自己嫌悪は濁流の如く流れてくる。半紙に水を垂らしたら、色は残らないが紙面は歪んでしまって、もう元の平坦な状態には戻ることはない。いまの茜はそんな状態だ。まだ何も書かれていないのに、ふやけてしまった和紙はなんと情けないことか。
自分は、『いい子』なんかじゃ決してない。
「死にたい」
死にたいわけじゃない。そんな気は毛頭ない。
「死にたい⋯⋯っ!」
けれどもそれは、蛇口から水が流れるように溢れ出して止まない。
「ッ……!」
周囲に人の気配は感じた途端、口は閉ざされた。言っている内容とは裏腹に、冷静な自分がどこかにいる。そんな自分が嫌いで堪らない。自己嫌悪が止まらない。
けれど、蛇口を捻るには少しだけ遅かった。
「茜ちゃん……?」
振り返る速度は、反射と言っても差し障りないほどに速かった。視界に飛び込んできたのは白と黒のコントラスト。それは、弓道着姿の文香だった。
もう茜の中身は、不透明色をパレットで練り合わせたようにぐちゃぐちゃだった。感情が入り乱れて、もう自分ひとりでは収集がつけられない。
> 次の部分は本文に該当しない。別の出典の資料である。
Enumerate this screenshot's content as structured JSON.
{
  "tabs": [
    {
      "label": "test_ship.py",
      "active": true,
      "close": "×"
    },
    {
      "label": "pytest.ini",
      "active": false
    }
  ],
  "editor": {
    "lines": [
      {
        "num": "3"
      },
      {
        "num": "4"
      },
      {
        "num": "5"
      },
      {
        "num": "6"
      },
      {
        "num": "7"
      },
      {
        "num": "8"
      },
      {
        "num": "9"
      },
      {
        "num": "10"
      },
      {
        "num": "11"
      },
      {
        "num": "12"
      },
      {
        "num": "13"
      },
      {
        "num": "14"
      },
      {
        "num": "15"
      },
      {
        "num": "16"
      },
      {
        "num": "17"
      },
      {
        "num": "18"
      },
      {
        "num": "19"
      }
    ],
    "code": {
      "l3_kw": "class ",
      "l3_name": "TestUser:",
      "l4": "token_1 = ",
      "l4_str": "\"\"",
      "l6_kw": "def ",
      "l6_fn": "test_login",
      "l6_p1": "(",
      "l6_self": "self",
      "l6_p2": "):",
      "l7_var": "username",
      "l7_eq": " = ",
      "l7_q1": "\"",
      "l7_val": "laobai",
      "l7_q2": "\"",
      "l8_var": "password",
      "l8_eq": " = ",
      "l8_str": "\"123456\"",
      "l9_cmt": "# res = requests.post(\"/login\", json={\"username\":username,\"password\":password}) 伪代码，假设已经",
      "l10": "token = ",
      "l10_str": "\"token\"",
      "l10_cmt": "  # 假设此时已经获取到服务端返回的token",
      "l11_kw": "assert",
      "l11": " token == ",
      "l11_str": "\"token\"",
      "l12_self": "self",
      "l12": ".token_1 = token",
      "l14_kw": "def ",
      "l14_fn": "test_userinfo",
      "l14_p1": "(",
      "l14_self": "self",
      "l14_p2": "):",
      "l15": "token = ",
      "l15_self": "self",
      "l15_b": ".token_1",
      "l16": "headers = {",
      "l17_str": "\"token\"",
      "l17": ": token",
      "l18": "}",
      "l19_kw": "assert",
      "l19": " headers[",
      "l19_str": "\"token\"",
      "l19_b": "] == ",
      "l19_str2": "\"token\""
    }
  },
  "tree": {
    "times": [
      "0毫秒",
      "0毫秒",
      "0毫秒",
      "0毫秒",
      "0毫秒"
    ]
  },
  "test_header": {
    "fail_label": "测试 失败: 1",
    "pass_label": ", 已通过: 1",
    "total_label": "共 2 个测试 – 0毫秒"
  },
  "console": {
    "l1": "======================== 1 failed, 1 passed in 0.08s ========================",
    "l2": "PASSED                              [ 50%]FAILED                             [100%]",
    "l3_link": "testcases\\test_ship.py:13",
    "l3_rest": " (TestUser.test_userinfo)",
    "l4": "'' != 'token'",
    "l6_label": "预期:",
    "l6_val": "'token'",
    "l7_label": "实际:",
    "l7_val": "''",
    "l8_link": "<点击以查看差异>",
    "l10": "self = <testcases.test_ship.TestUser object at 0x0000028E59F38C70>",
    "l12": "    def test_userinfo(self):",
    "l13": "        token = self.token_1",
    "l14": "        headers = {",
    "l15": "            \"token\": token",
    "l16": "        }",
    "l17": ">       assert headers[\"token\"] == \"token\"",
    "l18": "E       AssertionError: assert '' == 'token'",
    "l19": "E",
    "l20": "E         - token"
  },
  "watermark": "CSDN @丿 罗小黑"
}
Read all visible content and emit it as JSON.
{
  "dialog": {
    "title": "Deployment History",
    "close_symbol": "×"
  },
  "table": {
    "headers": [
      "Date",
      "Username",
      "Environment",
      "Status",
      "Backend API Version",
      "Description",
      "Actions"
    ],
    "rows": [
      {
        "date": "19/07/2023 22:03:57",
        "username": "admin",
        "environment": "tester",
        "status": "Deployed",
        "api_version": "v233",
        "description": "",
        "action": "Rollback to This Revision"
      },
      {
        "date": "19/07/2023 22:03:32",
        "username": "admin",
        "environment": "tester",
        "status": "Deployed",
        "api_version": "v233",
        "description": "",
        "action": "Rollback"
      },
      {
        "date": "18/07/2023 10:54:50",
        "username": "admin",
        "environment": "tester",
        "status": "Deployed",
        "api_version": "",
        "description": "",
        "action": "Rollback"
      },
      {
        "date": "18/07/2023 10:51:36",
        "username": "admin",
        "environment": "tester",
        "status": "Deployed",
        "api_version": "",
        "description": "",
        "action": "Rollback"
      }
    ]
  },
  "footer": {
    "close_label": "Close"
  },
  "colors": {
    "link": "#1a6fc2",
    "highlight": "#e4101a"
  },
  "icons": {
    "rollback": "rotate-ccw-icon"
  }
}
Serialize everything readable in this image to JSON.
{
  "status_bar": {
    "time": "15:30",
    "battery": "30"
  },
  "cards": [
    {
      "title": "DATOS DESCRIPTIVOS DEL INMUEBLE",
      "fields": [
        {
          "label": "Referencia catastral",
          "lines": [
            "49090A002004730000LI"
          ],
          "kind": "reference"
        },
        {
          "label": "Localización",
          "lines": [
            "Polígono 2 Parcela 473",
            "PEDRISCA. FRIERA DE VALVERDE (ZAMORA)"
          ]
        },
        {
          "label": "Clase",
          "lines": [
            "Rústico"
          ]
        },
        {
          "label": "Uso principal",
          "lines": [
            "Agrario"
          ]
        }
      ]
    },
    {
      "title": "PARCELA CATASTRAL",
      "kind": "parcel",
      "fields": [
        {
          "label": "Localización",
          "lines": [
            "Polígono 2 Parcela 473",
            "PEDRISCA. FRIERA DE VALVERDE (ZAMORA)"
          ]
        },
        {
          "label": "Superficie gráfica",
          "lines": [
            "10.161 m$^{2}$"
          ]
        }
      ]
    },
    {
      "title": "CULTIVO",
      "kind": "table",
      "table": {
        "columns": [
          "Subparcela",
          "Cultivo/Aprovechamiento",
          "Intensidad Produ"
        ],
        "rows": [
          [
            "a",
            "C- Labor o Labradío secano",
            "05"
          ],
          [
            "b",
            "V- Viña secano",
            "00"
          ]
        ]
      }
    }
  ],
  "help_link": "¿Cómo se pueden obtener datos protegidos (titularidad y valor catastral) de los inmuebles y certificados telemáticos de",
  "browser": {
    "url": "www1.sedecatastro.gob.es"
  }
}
恥ずかしさに駆られて咄嗟に足が動き出す。逃げる。文香から。それもまた遅くて、文香に腕を掴まれ停止さてしまった。
再び、二人の視線がかち合う。
「あ……」
無意識的に動いていたのは文香も同じだったようで、自身の行動を飲み込めず唖然とした面持ちでいた。高い位置で括ったクセ毛のポニーテールがクリクリと振れる。「ごめん」と離れた文香の手の感触が、茜の手首にじんわりと残っていた。
「い、いえ……こちらこそすみません、先輩」
「ううん! 突然ごめんね! えっと⋯⋯」
「あの……聴いてしまいましたか?」
「うん……」
お互いにアスファルトに視線を落とす。会話によって気恥ずかしさは少し収まったが、いたたまれない気持ちは変わらない。早く家に帰りたい。もう、寝たい。
そんな思いに支配されて口も動かせないでいると、文香の足元に何かが滴り落ちて、地面を僅かばかり湿らせた。
「⋯⋯たい」
「えっ⋯⋯」
「私も、死にたいっ!!」
文香は号泣していた。小さな体躯を更に縮こまらせて、彼女は握り締めた拳を自身の太ももに何度も打ちつける。事態が分からず、茜はただ混乱するしかない。そんな茜に今度は抱き着いて、文香は胸の中で大きく声を張り上げた。